The prairie chickens' recovery, Brawn said, may be temporary, and it may be necessary to bring in more birds in several years to revitalize the population's diversity. A good sign, he added, is that the Illinois Department of Natural Resources has been protecting and developing grasslands to expand the Prairie Ridge park.
"I think the prognosis is guardedly optimistic," Brawn said. "This is one of the few populations of prairie chickens east of the Mississippi River. Every time we let a population go, or allow a regional extinction, it's just one more ratchet on biodiversity. We lose something. I think Illinois has a real vested interest in this. I think it would be a real loss in our identity, in our heritage, if we didn't have wild prairie chickens in our state."
Funding sources varied widely in the 35 years of work.
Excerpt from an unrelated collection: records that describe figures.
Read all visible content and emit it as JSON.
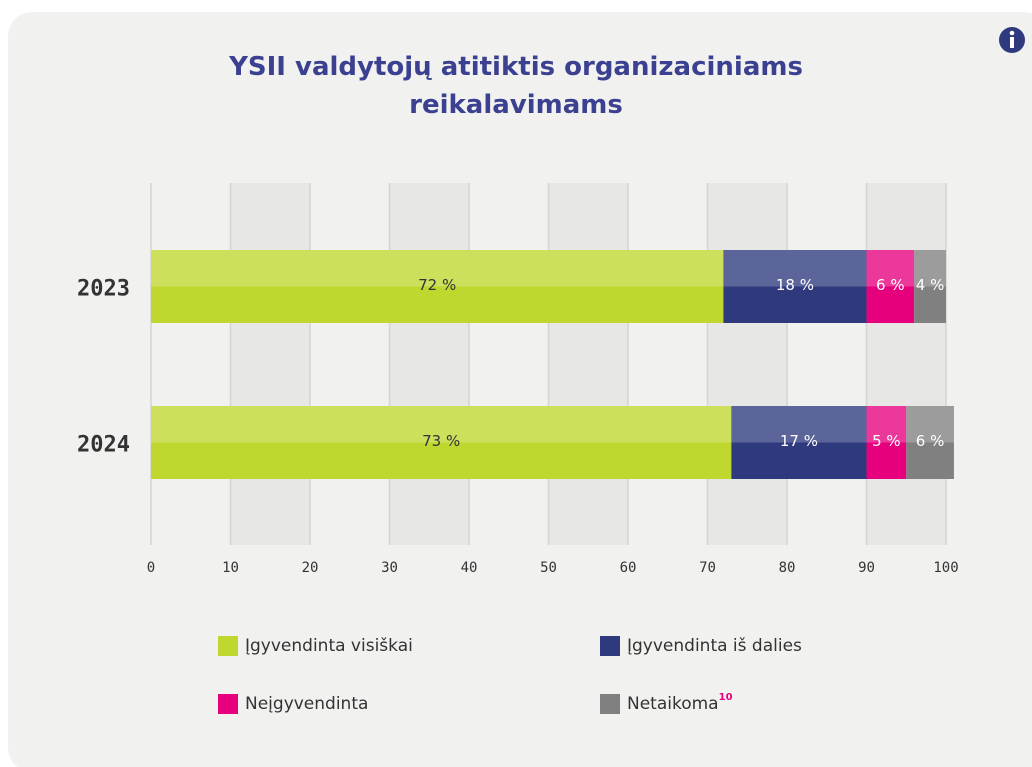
{
  "chart_data": {
    "type": "stacked_bar_horizontal",
    "title": "YSII valdytojų atitiktis organizaciniams reikalavimams",
    "categories": [
      "2023",
      "2024"
    ],
    "series": [
      {
        "name": "Įgyvendinta visiškai",
        "color": "#c0d72f",
        "values": [
          72,
          73
        ],
        "value_labels": [
          "72 %",
          "73 %"
        ]
      },
      {
        "name": "Įgyvendinta iš dalies",
        "color": "#2f3a7e",
        "values": [
          18,
          17
        ],
        "value_labels": [
          "18 %",
          "17 %"
        ]
      },
      {
        "name": "Neįgyvendinta",
        "color": "#e6007e",
        "values": [
          6,
          5
        ],
        "value_labels": [
          "6 %",
          "5 %"
        ]
      },
      {
        "name": "Netaikoma",
        "note": "10",
        "color": "#808080",
        "values": [
          4,
          6
        ],
        "value_labels": [
          "4 %",
          "6 %"
        ]
      }
    ],
    "xlim": [
      0,
      100
    ],
    "xticks": [
      0,
      10,
      20,
      30,
      40,
      50,
      60,
      70,
      80,
      90,
      100
    ],
    "grid": true
  }
}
In their study, the researchers recognized the Illinois Department of Natural Resources, the Federal Aid Wildlife Restoration Project, U.S. Fish and Wildlife Service, Illinois Natural History Survey, The Nature Conservancy, Illinois Nature Preserves Commission, Illinois Endangered Species Protection Board, University of Illinois, Illinois Wildlife Preservation Fund, Natural Areas Acquisition Fund, and the Illinois Council on Food and Agricultural Research.